Romance goes wrong

I have a tendency to romanticize things. While this can be fun, I sometimes take it beyond what is probably advisable. For example, it's likely not a good thing when you catch yourself muttering the following while refilling your morning cup of tea:

"Even if his sexual appetites are obviously complementary to yours, seeing as he chosen being with someone else, the fact that you gaze at his picture and thinking of him all day long  doesn't necessarily mean he is, in fact your soul-mate. Clearly, if he was your cosmic match your forehead is the one he kissed good night right now."


or,

"Just because his poetry mentions a person with dark hair and dark eyes doesn't necessarily mean that he's writing about you."


or,

"Look, chances are, you're never going to run into him in first class on the way to Montreux, because vampires don't require trains for domestic travel."

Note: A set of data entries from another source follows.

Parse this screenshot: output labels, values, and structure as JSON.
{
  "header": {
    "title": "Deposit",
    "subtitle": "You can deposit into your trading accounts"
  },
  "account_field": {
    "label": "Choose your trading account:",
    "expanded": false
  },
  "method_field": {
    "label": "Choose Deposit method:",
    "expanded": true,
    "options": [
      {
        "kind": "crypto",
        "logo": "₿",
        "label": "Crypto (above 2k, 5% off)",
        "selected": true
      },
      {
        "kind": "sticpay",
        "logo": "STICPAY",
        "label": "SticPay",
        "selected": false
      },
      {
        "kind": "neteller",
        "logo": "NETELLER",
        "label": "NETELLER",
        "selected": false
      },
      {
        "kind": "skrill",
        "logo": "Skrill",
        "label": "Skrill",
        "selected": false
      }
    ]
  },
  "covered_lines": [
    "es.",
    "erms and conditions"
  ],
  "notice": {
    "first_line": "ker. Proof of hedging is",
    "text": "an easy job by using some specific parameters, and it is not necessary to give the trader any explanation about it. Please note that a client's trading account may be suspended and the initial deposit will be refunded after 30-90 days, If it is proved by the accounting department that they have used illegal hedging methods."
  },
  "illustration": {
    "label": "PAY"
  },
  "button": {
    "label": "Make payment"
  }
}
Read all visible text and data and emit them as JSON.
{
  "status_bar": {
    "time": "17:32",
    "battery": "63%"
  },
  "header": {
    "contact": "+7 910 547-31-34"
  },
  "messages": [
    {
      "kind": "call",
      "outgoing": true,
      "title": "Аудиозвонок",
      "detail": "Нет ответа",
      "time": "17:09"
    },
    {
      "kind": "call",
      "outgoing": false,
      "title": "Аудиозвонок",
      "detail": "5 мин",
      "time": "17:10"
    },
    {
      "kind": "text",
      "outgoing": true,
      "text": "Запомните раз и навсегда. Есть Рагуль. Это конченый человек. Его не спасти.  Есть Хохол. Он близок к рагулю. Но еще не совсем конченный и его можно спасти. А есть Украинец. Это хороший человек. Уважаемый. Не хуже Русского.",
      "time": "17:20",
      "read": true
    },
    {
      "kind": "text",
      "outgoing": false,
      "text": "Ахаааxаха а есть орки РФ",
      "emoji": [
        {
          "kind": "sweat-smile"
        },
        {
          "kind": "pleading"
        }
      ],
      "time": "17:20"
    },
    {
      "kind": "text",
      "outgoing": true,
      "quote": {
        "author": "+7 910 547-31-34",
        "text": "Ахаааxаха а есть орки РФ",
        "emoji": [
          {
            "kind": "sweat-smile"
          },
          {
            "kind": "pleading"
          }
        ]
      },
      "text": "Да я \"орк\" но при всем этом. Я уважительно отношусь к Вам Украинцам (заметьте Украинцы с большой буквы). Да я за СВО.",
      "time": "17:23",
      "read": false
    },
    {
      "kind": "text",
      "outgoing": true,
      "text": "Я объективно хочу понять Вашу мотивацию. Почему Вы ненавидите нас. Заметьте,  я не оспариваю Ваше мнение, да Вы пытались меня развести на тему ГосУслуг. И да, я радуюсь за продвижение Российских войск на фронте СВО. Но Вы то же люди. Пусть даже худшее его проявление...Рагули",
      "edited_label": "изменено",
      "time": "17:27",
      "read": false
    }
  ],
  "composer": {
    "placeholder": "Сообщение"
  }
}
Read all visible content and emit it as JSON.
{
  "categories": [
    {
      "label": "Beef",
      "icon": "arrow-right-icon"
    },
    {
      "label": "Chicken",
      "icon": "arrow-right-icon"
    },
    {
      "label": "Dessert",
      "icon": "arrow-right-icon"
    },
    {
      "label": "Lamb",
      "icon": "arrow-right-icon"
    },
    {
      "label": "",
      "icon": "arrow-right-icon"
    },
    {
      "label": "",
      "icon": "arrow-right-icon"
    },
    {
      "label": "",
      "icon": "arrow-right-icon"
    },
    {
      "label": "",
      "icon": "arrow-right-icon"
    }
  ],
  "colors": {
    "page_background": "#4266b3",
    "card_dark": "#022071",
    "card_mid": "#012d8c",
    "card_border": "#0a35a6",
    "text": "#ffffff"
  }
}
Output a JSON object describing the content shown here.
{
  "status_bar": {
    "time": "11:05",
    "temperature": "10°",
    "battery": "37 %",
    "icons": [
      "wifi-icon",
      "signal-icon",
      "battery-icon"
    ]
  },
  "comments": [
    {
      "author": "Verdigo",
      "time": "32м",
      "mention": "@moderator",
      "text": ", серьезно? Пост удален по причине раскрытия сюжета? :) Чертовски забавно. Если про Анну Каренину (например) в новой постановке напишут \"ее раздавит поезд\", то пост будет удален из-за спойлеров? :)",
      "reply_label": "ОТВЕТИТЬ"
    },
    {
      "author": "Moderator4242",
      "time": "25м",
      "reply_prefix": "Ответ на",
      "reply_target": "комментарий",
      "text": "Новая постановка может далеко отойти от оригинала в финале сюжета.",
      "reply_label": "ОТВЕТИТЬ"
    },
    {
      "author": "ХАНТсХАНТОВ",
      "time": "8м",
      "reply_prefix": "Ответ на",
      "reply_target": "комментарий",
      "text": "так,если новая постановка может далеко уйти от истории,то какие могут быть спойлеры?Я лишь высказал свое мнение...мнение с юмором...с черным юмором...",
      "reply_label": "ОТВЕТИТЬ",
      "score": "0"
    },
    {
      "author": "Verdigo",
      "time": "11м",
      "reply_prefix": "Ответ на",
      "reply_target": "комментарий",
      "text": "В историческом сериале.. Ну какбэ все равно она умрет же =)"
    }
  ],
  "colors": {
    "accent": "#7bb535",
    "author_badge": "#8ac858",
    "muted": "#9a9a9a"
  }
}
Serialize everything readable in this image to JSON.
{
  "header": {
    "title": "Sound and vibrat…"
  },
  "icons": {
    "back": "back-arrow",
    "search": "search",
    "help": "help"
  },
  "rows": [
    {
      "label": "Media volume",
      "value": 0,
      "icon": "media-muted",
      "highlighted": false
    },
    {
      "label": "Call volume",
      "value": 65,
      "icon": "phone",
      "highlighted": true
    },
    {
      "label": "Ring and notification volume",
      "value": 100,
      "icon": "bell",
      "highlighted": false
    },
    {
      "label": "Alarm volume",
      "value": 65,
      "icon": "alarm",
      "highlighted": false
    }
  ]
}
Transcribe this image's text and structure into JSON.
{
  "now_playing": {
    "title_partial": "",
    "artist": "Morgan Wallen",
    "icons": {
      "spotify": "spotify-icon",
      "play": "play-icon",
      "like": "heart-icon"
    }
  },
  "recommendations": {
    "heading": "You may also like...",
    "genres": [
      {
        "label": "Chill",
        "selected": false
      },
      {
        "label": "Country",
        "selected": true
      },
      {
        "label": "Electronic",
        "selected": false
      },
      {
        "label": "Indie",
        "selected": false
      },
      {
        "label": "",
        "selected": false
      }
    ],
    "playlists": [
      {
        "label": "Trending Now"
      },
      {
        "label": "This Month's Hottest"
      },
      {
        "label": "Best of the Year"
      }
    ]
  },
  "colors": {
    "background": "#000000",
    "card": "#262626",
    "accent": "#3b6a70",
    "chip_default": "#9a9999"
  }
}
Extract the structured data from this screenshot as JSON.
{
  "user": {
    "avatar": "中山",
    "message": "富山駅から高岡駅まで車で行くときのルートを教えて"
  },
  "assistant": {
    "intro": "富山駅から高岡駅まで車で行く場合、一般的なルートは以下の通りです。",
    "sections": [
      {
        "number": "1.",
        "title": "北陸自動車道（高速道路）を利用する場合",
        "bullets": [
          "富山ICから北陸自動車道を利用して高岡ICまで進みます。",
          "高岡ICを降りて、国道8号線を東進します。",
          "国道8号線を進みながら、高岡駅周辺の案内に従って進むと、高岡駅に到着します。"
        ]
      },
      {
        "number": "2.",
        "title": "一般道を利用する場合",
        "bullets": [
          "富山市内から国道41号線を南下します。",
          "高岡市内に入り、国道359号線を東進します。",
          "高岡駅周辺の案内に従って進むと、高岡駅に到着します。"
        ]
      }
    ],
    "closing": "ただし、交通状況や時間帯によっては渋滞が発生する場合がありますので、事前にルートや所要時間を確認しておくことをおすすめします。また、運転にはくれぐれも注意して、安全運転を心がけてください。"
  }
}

But, the thing is, not all romantic extrapolation remain firmly anchored in the imagination. Somehow, harmless curiosity over a blue hand impression on a bald head ultimately turned into a sentry of curved pine trees, the foaming grin of the Atlantic, and the quite, loving creak of a porch swing. I've learned that there are some things that cannot be overly-romanticized, that my brain is inherently limited by what I know, and therefore, is unable to architect the complex system of synaptic bursts  and transmissions that lit up like blood oranges when we first kissed, when we first fucked and when we first loved.

So i wonder, is it all right for me to think on how the calla lilies will blaze against the sand?